I honestly can’t remember where I saw that subtitle. Perhaps it was on Tom Jones’ flashy customized truck.  Maybe it was on his airplane.  But when I asked Tom where the phrase came from, he told me the whole story.

Seems that Tom was performing at an airshow with his Pitt’s special.  The airplane was a single place Pitts Special and I believe that, in addition to its big, muscular engine, it also had a big three-bladed Prop.  That prop must have weighed at least 70 or eighty pounds, which had to be figured at the forward end of its weight and balance calculations. As all pilots know, the center of gravity of every airplane must be within a relatively small area consisting of maximum distance forward and aft of the reference point or datum.  Any distance beyond that Center of Gravity and the aircraft can be difficult or impossible to control.

 Brian (L) and Tom when they performed “The Champ and the Chump airshow act.  The Pitts is the plane that Tom used to fly.  Note the 300 hp engine and the propeller.
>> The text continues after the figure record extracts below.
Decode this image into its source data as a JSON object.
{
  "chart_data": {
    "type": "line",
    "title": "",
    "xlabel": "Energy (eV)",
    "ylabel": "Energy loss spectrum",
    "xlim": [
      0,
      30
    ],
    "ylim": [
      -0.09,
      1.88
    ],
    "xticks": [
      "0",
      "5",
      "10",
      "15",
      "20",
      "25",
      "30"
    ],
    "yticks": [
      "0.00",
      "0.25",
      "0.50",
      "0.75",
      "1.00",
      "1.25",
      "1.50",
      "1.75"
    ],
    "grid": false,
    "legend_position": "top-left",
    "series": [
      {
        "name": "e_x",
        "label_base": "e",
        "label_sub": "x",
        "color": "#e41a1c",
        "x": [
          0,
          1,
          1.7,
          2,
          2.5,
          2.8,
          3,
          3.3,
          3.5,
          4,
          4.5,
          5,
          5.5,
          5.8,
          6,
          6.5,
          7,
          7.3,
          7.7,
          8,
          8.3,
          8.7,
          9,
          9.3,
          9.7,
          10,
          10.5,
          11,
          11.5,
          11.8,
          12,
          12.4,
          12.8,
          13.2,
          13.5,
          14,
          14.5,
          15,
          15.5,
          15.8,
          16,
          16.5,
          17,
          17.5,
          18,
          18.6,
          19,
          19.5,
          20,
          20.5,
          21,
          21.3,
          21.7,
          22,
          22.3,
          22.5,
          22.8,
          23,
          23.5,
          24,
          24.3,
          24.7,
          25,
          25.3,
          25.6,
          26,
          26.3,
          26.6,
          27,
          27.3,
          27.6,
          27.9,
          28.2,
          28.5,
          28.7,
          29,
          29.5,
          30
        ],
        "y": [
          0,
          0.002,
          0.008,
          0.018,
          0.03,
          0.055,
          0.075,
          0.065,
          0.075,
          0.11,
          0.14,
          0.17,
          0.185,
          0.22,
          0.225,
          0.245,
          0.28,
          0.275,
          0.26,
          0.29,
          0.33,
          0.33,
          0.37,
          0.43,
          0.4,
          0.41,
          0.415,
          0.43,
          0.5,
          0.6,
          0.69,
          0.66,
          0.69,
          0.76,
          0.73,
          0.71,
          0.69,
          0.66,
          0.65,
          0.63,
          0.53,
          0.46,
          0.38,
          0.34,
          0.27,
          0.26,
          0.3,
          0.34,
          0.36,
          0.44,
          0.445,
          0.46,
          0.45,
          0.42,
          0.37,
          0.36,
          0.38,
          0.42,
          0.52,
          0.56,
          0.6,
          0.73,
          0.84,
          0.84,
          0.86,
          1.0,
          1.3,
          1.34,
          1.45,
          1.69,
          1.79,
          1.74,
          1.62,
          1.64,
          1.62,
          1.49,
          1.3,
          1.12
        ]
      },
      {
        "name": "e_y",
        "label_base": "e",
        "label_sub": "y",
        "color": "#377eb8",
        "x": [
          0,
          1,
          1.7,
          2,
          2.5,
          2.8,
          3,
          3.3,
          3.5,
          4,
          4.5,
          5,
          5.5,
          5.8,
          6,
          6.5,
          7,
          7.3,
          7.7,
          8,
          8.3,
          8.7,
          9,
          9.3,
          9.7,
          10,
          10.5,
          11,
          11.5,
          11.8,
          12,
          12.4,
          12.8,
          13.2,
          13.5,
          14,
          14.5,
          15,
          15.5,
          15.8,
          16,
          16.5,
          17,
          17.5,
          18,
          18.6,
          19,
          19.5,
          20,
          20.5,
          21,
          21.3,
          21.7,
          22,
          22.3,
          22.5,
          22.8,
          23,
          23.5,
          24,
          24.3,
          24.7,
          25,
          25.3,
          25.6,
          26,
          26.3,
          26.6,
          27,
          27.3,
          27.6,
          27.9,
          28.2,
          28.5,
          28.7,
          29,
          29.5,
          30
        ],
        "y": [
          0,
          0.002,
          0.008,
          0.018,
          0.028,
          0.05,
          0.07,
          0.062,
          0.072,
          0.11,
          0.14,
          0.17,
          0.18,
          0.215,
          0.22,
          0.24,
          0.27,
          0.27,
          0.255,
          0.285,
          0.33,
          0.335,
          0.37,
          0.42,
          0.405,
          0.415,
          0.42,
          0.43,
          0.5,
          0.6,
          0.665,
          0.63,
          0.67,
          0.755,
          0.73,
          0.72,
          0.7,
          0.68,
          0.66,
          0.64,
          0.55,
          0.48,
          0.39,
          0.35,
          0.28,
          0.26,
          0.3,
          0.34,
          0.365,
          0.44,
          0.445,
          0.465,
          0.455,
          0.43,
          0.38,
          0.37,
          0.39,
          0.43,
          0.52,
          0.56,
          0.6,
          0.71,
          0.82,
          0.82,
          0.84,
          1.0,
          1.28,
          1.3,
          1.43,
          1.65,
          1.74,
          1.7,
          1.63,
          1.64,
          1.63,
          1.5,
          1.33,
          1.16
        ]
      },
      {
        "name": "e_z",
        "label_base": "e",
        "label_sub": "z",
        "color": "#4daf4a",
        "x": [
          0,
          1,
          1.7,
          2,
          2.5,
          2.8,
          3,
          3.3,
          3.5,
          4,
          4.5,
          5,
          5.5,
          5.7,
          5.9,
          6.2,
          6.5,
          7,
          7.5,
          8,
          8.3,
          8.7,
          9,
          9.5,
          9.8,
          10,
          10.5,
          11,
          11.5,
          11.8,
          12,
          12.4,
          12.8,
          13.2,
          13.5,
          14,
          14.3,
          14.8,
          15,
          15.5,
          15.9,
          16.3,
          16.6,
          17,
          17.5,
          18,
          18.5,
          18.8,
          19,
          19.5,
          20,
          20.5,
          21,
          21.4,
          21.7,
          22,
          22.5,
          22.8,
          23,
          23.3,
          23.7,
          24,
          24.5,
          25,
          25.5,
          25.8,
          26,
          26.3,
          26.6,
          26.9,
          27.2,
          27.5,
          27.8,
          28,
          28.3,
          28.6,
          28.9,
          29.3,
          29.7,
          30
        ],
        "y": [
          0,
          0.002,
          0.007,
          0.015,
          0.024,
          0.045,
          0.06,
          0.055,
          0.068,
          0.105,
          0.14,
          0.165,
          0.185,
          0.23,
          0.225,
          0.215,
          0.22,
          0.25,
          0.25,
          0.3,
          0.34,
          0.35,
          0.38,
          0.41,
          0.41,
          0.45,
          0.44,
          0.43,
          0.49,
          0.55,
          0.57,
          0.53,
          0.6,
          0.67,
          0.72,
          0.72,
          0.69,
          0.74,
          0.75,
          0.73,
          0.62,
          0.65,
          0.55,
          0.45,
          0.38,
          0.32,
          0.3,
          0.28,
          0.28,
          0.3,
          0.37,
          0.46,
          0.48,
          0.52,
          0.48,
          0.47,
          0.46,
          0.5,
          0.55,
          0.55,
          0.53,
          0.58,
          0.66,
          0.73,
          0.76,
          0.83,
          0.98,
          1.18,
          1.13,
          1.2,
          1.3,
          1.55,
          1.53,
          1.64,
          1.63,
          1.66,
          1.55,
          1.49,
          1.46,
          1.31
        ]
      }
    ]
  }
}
Tom was performing his routine and perhaps it was the snap roll that did it.  Whatever it was, the sudden force on the crank shaft caused it to break and the propeller to depart from the rest of the airplane.  With the center of gravity, sans propeller, suddenly moved aft, the airplane was virtually impossible to control.  Remember, that with the prop having left the aircraft, Tom not only had a sudden aft center of gravity, but he also had no power.  It was everything he could do, with full forward stick, to keep the airplane flying as it descended at a high descent rate toward the ground.  Perhaps Tom would have been seriously injured if the plane had ended up in a pasture or a pile of rocks but looming in its path was a cluster of aircraft hangars. Tom’s propless airplane smashed through the roof of one of the hangars, leaving a Pitt’s Special-shaped hole in the roof.  Several witnesses to the separation rushed to the scene of the crash. They probably paused for a moment, afraid of what they would find when they burst through the “man door” and into the hangar.  Such a crash could be impossible to survive.

The hangar was filled with dust.  It was hard to see because of the dust and dirt caused by the crash.  Sunlight streamed into the hangar through the hole in the roof and provided the only light. And out of the gloom of the wrecked hangar stumbled Tom, coughing and smacking at his flight suit to dust it off.  Relatively uninjured, the stunt pilot exclaimed, “Well, THAT was exciting! Does anyone know where my propeller went?

I don’t know where Tom’s prop went or what condition it was in when it was recovered, but I DO know where that subtitle came from. And if I ever needed a prop  slung, I knew who to see.